Io e Marek Leščák abbiamo pensato al soggetto di una bambina che diventa ostaggio della sua famiglia, incastrata tra due genitori che vivono solo per loro stessi, sono egoisti e si fanno male l’un l’altra. La mia intenzione era quella di realizzare una sorta di immersione totale in questa situazione, in questo stato o fase della vita, e mostrare come una bambina potrebbe comportarsi in una situazione del genere, cosa potrebbe provare, e cosa noi adulti ignoriamo. Un altro tema è quello del perdono, cerco di non moralizzare, ma di offrire una storia in cui lo spettatore sia portato a chiedersi se si può perdonare, dimenticare le emozioni negative e ricominciare su nuove basi. Il film ha due parti: una è sui sentimenti della bambina, l’altra mette i genitori davanti a uno specchio in cui possono vedere la complicata percezione che ha una bambina di un momento così difficile.

È possibile ritrovare un legame intertestuale tra i suoi film Blind Loves, Miracle e Nina. Era sua intenzione creare un trittico sciolto o una trilogia?
È vero che tutti e tre hanno in comune qualcosa, il fatto che parlano della crescita personale di qualcuno. In un certo senso, tutti i miei film riflettono un momento della mia vita o quello che sto attraversando: in Blind Loves era l’innamoramento, in Miracle era la nascita di un figlio e Nina non è tanto su una bambina quanto sui suoi genitori, sul rendersi conto di qual è la cosa più preziosa della nostra vita e quanto è facile perderla.

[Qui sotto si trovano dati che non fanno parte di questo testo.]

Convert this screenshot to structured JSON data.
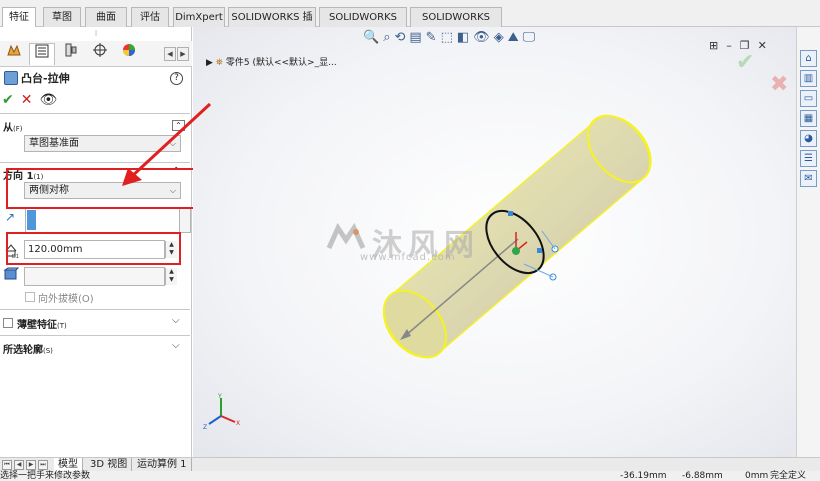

Perché lo stile documentaristico è così importante per lei?
La macchina da presa segue la protagonista, Nina, e sentivo che doveva essere usata in modo spontaneo, portata a spalla. Sapevo anche che l’ambiente in cui è ambientata la storia doveva essere autentico. Credo che la camera stessa debba avere una sua estetica, anche se non sono un grande fan della stilizzazione in questo tipo di film. Personalmente non apprezzo gli esibizionismi o i manierismi da dietro la macchina da presa, perché trovo che distraggano dall’essenza del film.

Nell’idea originale, Nina doveva essere Erik. Come mai questo cambio di sesso?
Esatto, inizialmente doveva essere un ragazzo. Avevamo finito la sceneggiatura, quando a Marek Leščák è venuta l’idea di cambiare il sesso del protagonista. Ci ho messo un minuto per elaborare e decidere che era una buona idea. Ho pensato che la storia potesse risultare più delicata e che una ragazzina solitaria potesse essere più inusuale, perturbante e angosciata di un ragazzo all’interno del nucleo familiare. Abbiamo pensato che una ragazza nuotatrice fosse più originale, non tanto per un cliché. E questo cambiamento ha dato alla sceneggiatura una luce completamente nuova. Ovviamente, abbiamo dovuto riscrivere alcuni pezzi, ma alcuni passaggi si adattavano sorprendentemente bene alla nostra nuova eroina. 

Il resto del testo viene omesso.